On making space, and buying a new phone

On my last spate of travel (to Palo Alto, Brussels, and Grenoble), no less than three people talked about their recent switch to a phone that I hadn't even heard of before two weeks ago. Sometimes it feels like I live in a cave. Which is silly - I used to live in the woods, but I've never lived in a cave. I do, however, work a lot, which is sort of like living in a cave.

During one particular dinner on this trip, a colleague asked me what part of my job I enjoy, and I couldn't answer. (Allow me to briefly define "enjoyment" as: taking satisfaction in the results of my actions.) Now, I have plenty of reasons for what I do, all of which would make for another blog post entirely. I'm quite passionate about my work.... And yet, none of that seems to be resulting in enjoyment lately.

Anyway, what mysterious phone was this, that seemed to be delighting my colleagues? The OnePlus One.
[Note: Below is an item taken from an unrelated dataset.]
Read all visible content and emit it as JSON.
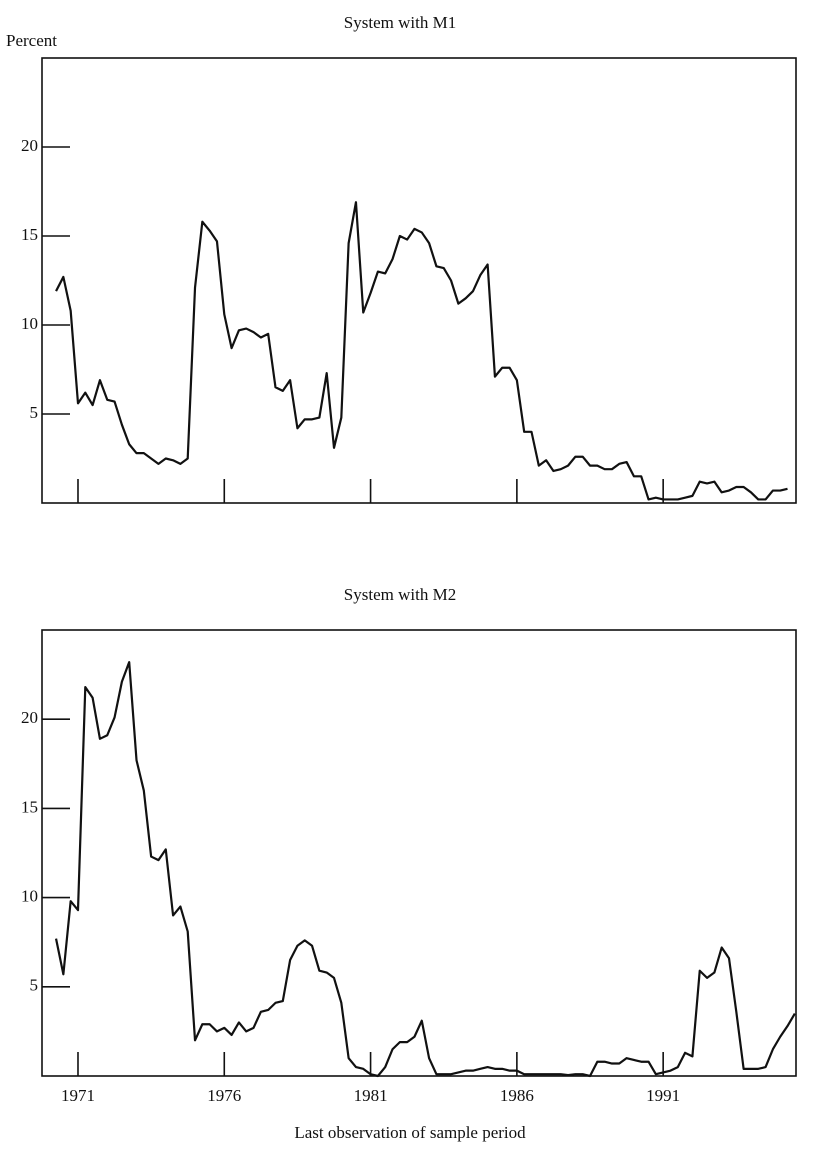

Oh, I should provide a little backstory for why, at this particular time, I might care about a new phone: my HTC One (m7) has been acting strangely for several months, but as I did not have another working phone with the same SIM architecture, I had not wiped and rooted it yet.
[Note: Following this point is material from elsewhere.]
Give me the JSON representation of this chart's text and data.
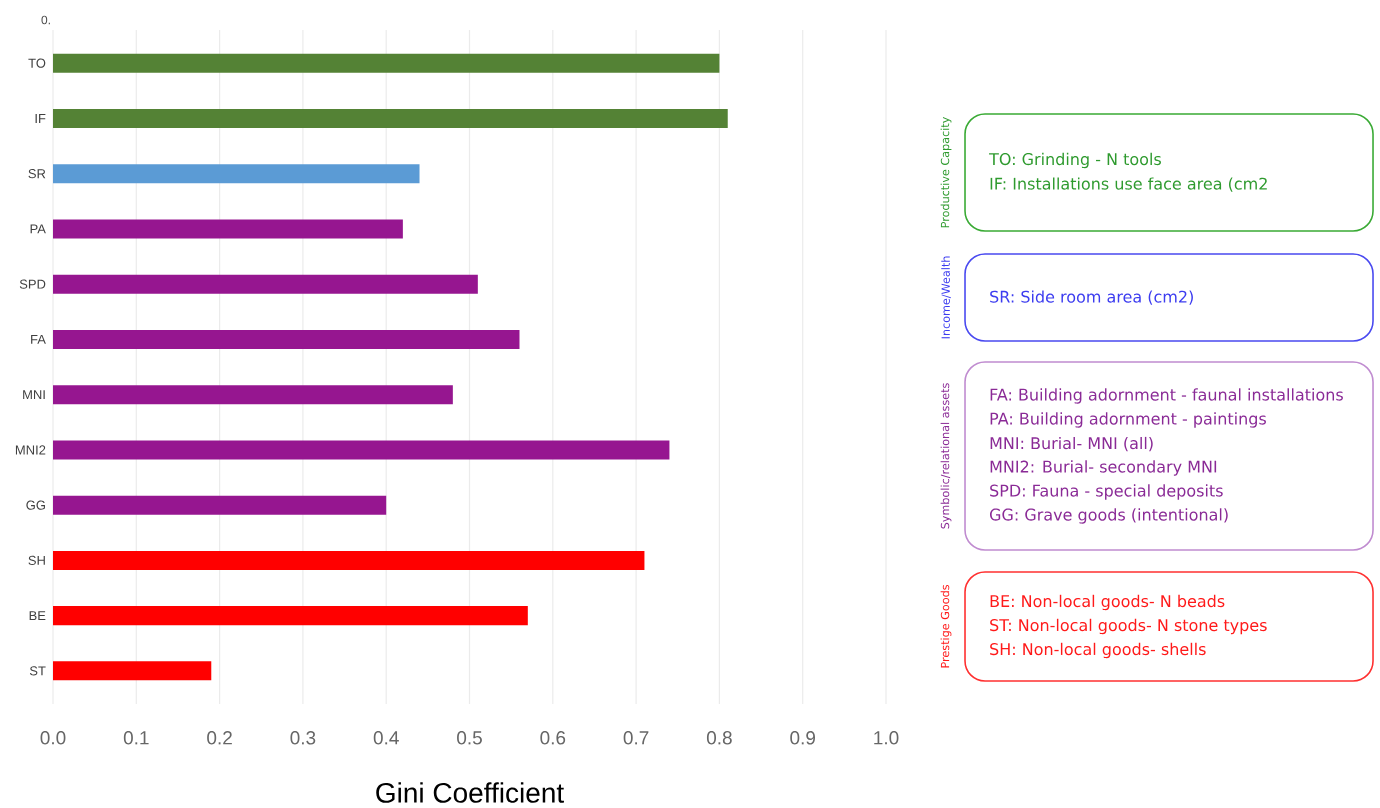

So while I was on the road, I did some research on this new phone, waded through the hype, then waited to get an invite or catch a promo on their twitter feed (the latter panned out). Home now, I have spent the last two days playing with it -- and, as I write this, I have just finished rooting my old phone. Here are some observations and random thoughts:

The OnePlus has the highest attention to detail and build quality of any phone I've used yet. The build is better than the Samsung and HTC phones I've had. Hand-feel is great; there's no fear of it slipping. Even the package it was shipped in was sleek, durable (but recyclable and made from recycled paper), and easy to open.
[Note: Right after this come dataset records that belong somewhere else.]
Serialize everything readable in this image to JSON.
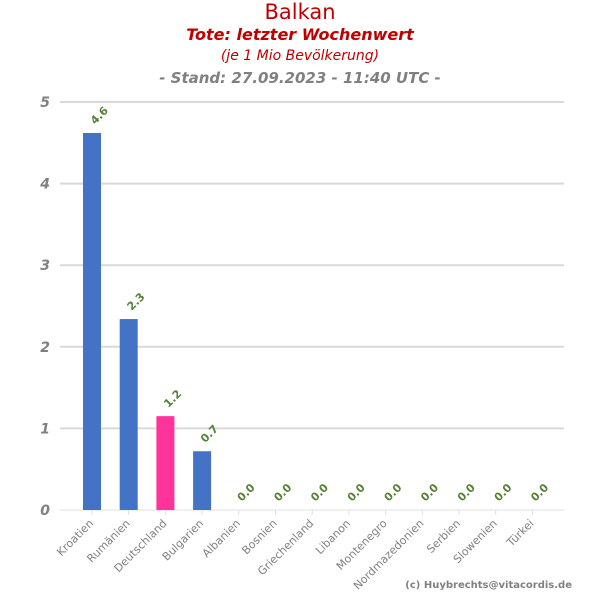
{
  "chart_data": {
    "type": "bar",
    "title": "Balkan",
    "subtitle": "Tote: letzter Wochenwert",
    "subtitle2": "(je 1 Mio Bevölkerung)",
    "stand": "- Stand: 27.09.2023 - 11:40 UTC -",
    "credit": "(c) Huybrechts@vitacordis.de",
    "categories": [
      "Kroatien",
      "Rumänien",
      "Deutschland",
      "Bulgarien",
      "Albanien",
      "Bosnien",
      "Griechenland",
      "Libanon",
      "Montenegro",
      "Nordmazedonien",
      "Serbien",
      "Slowenien",
      "Türkei"
    ],
    "values": [
      4.62,
      2.34,
      1.15,
      0.72,
      0,
      0,
      0,
      0,
      0,
      0,
      0,
      0,
      0
    ],
    "labels": [
      "4.6",
      "2.3",
      "1.2",
      "0.7",
      "0.0",
      "0.0",
      "0.0",
      "0.0",
      "0.0",
      "0.0",
      "0.0",
      "0.0",
      "0.0"
    ],
    "colors": [
      "#4472c4",
      "#4472c4",
      "#ff3399",
      "#4472c4",
      "#4472c4",
      "#4472c4",
      "#4472c4",
      "#4472c4",
      "#4472c4",
      "#4472c4",
      "#4472c4",
      "#4472c4",
      "#4472c4"
    ],
    "yticks": [
      "0",
      "1",
      "2",
      "3",
      "4",
      "5"
    ],
    "ylim": [
      0,
      5
    ],
    "grid": true,
    "title_color": "#c00000",
    "label_color": "#548235"
  }
}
The case is slick, adding shock protection and a screen cover without feeling like it adds bulk.

Cyanogen has come a long way since I last used it (~2yr ago). Really.

Google Hangout is an overinflated app that still does what I want, most of the time.

A tool that let me selectively copy-and-restore apps (just the ones I want to keep) across phones would really help. Google's "re-install all the things, now sign in again" approach is not ever what I want on a new phone. This is just as bad of a user experience now as it was in 2009.

I am going to carry two phones (one work, one personal) again. Haven't done this in five years, but I need to build a little more separation between work and life, then make more time for having a life, and this is how I'm starting.

With a new phone.

Starting a blog

I used to blog, like, a really long time ago, when I was hacking on MySQL replication tools and doing some database consulting (*). Then, well, I stopped. I think it's because I changed jobs and started talking with people more often, and didn't make the time to copy-edit my posts enough to be comfortable posting them.

So.

I will not copy edit. I will not copy edit. I just copy edited this line....

Damn. Old habits die hard. Anyway, I'm starting to blog again. Except it's on a new domain, and with FAR less polish. Be warned!